「私が、精霊公爵様と婚約!?」

 アベリアの声が部屋になり響く。アベリアの目の前には両親、そして義妹のイザベラがいた。イザベラはアベリアを小馬鹿にするような顔で見ている。

 アベリアの両親、と言っても血のつながった両親ではない。アベリアの両親は長い間子宝に恵まれず、施設にいた赤ん坊のアベリアを養子として引き取った。だが、アベリアが五歳の時にイザベラが生まれる。それまでアベリアを可愛がっていたにも関わらず、イザベラが生まれた途端にイザベラばかりを可愛がるようになった。
 イザベラは実の娘なのだから当然なのかもしれない。だが、あまりにも露骨すぎる変わりように幼少期のアベリアはショックを受けた。
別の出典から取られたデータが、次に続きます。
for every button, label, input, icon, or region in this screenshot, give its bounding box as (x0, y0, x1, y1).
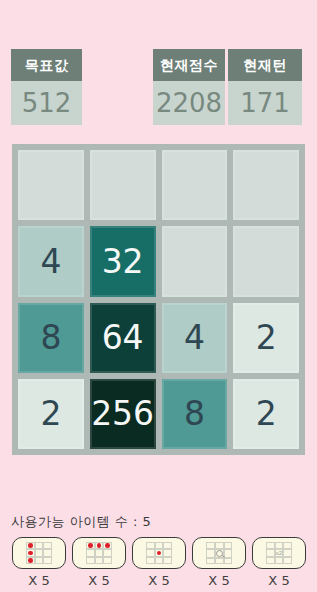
tile-2: 2 (233, 379, 299, 449)
stat-turn-label: 현재턴 (228, 49, 302, 81)
item-button-3[interactable] (132, 537, 186, 569)
item-count-label: X 5 (148, 573, 169, 588)
game-board[interactable]: 43286442225682 (12, 144, 305, 455)
tile-4: 4 (162, 303, 228, 373)
tile-64: 64 (90, 303, 156, 373)
red-dot-icon (28, 558, 33, 563)
magnifier-grid-icon (206, 542, 232, 564)
red-dot-icon (97, 543, 102, 548)
empty-cell (162, 150, 228, 220)
red-dot-icon (105, 543, 110, 548)
tile-2: 2 (233, 303, 299, 373)
item-3: X 5 (132, 537, 186, 588)
empty-cell (90, 150, 156, 220)
stat-turn-value: 171 (228, 81, 302, 125)
stat-score: 현재점수 2208 (153, 49, 225, 125)
stat-target: 목표값 512 (11, 49, 82, 125)
red-dot-icon (28, 551, 33, 556)
glyph-icon: x2 (276, 550, 282, 556)
items-available-label: 사용가능 아이템 수 : 5 (11, 513, 151, 531)
item-5: x2X 5 (252, 537, 306, 588)
tile-4: 4 (18, 226, 84, 296)
remove-column-dots-icon (26, 542, 52, 564)
item-button-5[interactable]: x2 (252, 537, 306, 569)
items-row: X 5X 5X 5X 5x2X 5 (12, 537, 306, 588)
stat-target-label: 목표값 (11, 49, 82, 81)
tile-2: 2 (18, 379, 84, 449)
item-button-2[interactable] (72, 537, 126, 569)
app-screen: 목표값 512 현재점수 2208 현재턴 171 43286442225682… (0, 0, 317, 592)
tile-256: 256 (90, 379, 156, 449)
red-dot-icon (157, 551, 162, 556)
stat-turn: 현재턴 171 (228, 49, 302, 125)
remove-row-dots-icon (86, 542, 112, 564)
remove-tile-dot-icon (146, 542, 172, 564)
tile-8: 8 (18, 303, 84, 373)
empty-cell (162, 226, 228, 296)
stat-target-value: 512 (11, 81, 82, 125)
item-count-label: X 5 (268, 573, 289, 588)
red-dot-icon (28, 543, 33, 548)
stat-score-label: 현재점수 (153, 49, 225, 81)
empty-cell (233, 150, 299, 220)
item-count-label: X 5 (28, 573, 49, 588)
empty-cell (18, 150, 84, 220)
magnifier-icon (216, 550, 223, 557)
item-count-label: X 5 (88, 573, 109, 588)
tile-8: 8 (162, 379, 228, 449)
item-4: X 5 (192, 537, 246, 588)
item-1: X 5 (12, 537, 66, 588)
item-2: X 5 (72, 537, 126, 588)
item-button-4[interactable] (192, 537, 246, 569)
stat-score-value: 2208 (153, 81, 225, 125)
tile-32: 32 (90, 226, 156, 296)
red-dot-icon (88, 543, 93, 548)
empty-cell (233, 226, 299, 296)
item-count-label: X 5 (208, 573, 229, 588)
item-button-1[interactable] (12, 537, 66, 569)
x2-grid-icon: x2 (266, 542, 292, 564)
 それ以来、アベリアは人前であまり笑うことがなくなった。本来は元気で活発な子供だったが、両親のイザベラへの溺愛ぶりと、それによるイザベラの傲慢な振る舞いによりアベリアは周囲にどんどん心を開かなくなっていったのだ。
 そのせいで、アベリアはあまり笑うことのない冷たい令嬢だと言われるようになった。

「精霊公爵様も良い年齢だ。縁談を求めているようなのだが、精霊公爵様の噂もなかなかのものだろう。妙齢でそれなりの家柄のご令嬢は皆嫌がっていてね。うちにも矛先が回ってきたんだが、イザベラをあんな所に嫁がせるわけにはいかない。そこでだ、お前なら問題ないだろうと思ってな」

 何が問題ないだろう、だ。要するに、いらなくなった養子をお払い箱にしたいだけなのだろう。両親の見えすいた考えにアベリアはため息が出る。ショックを通り越してもはや呆れた気持ちにさえなる。
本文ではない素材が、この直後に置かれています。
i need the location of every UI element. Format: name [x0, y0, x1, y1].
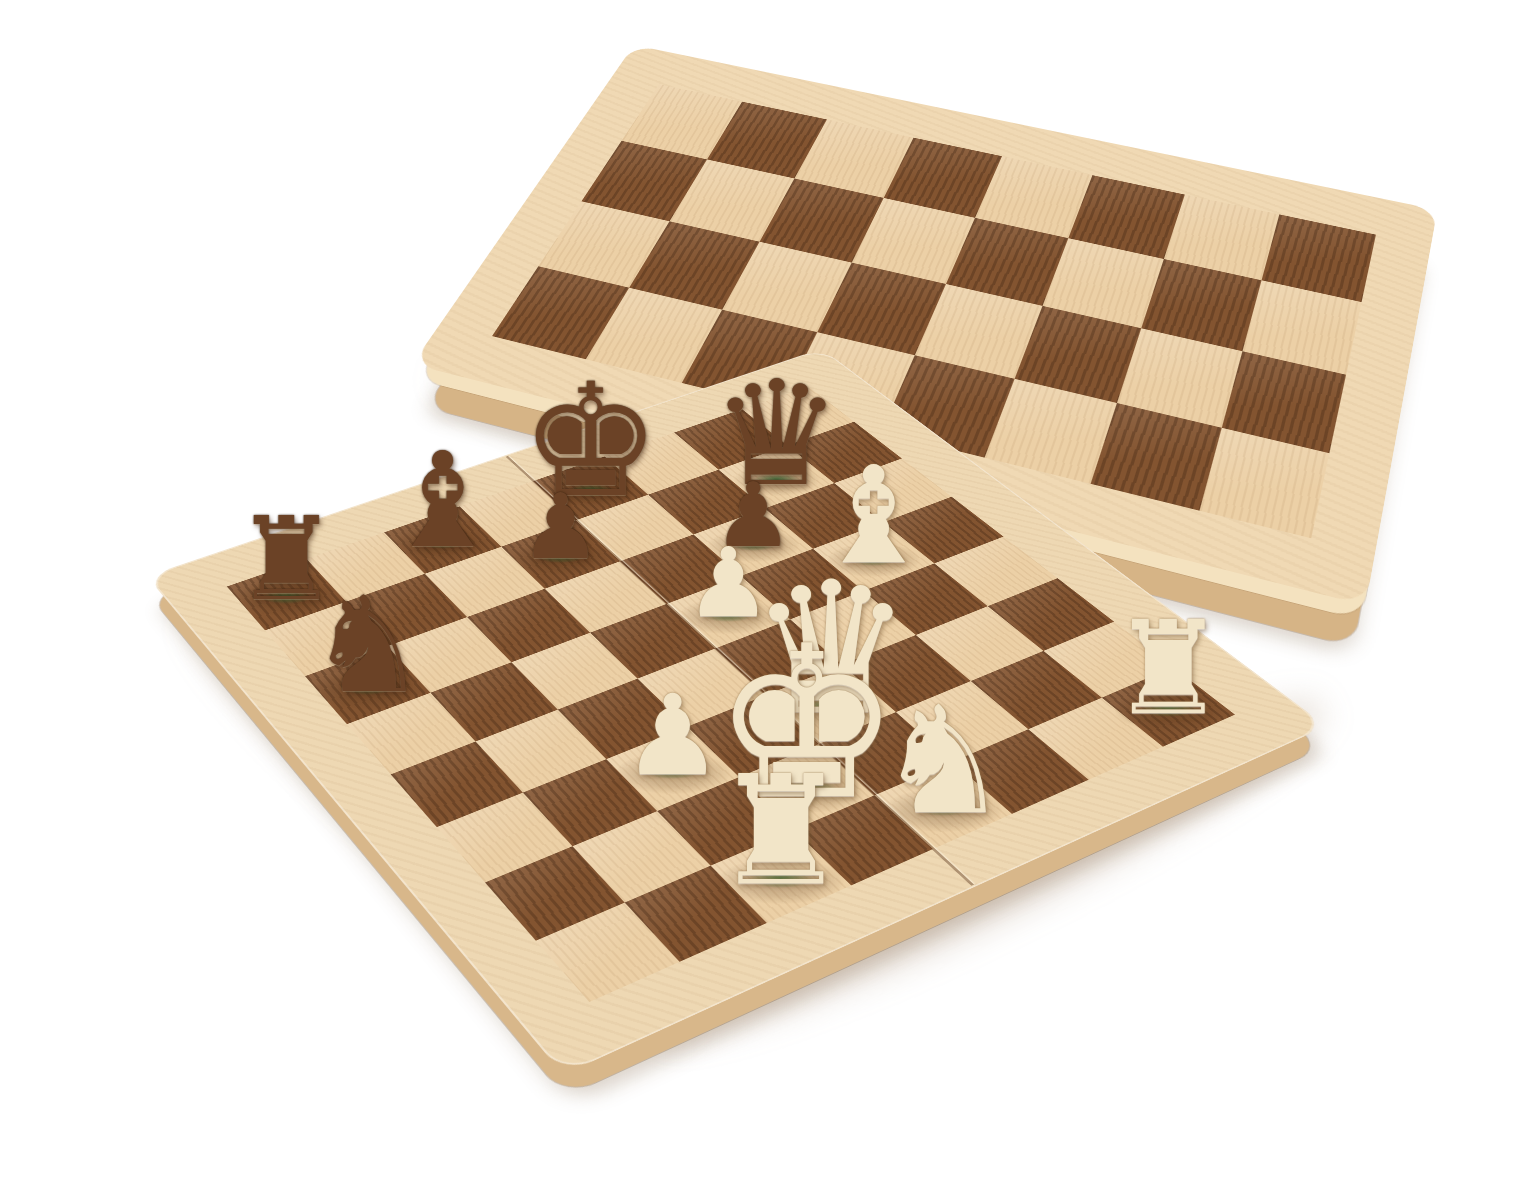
piece-black-knight-a6[interactable]: ♞: [301, 579, 434, 712]
piece-black-pawn-d7[interactable]: ♟: [516, 482, 606, 572]
piece-white-rook-c1[interactable]: ♜: [706, 756, 857, 907]
piece-white-knight-e1[interactable]: ♞: [869, 687, 1017, 835]
piece-black-bishop-c8[interactable]: ♝: [377, 435, 508, 566]
product-photo-stage: Wooden folding chess set: open inlaid ma…: [0, 0, 1516, 1200]
piece-white-rook-h1[interactable]: ♜: [1104, 604, 1233, 733]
「私はこの家のために素敵な令息を見つけて迎えなければいけないの。でもお姉さまは別にこの家にいつまでもいる必要はないでしょう?お姉様だって良い歳なんだし、ちょうど良いじゃない!」

 両手を胸の前に合わせて嬉しそうにはしゃぐ。言っていることは随分酷いことだが、愛らしい仕草でそれが誤魔化されるのがイザベラだ。それに、両親も同じことを思っているのだろう、イザベラを見てうんうんと嬉しそうに微笑んでいる。

 これは、きっと拒否権がない。

「……わかりました。嫌だと言っても仕方のないことなのでしょう」
「お前は昔から物分かりがよくてありがたいよ。明日、公爵家から迎えが来るそうだ。今から支度をして準備しなさい。最低限の荷物だけで良い。あとはこちらから送ることにする」
「明日!?急すぎませんか」
「両家で話はとっくに付いていたんだ。お前に伝えるのは直前で構わないだろうと思ってな」

 そう言って父親は母親と目を合わせ微笑み、母親はイザベラの頭を優しく撫でる。イザベラは嬉しそうに母親に寄り添い、アベリアを見てほくそ笑んだ。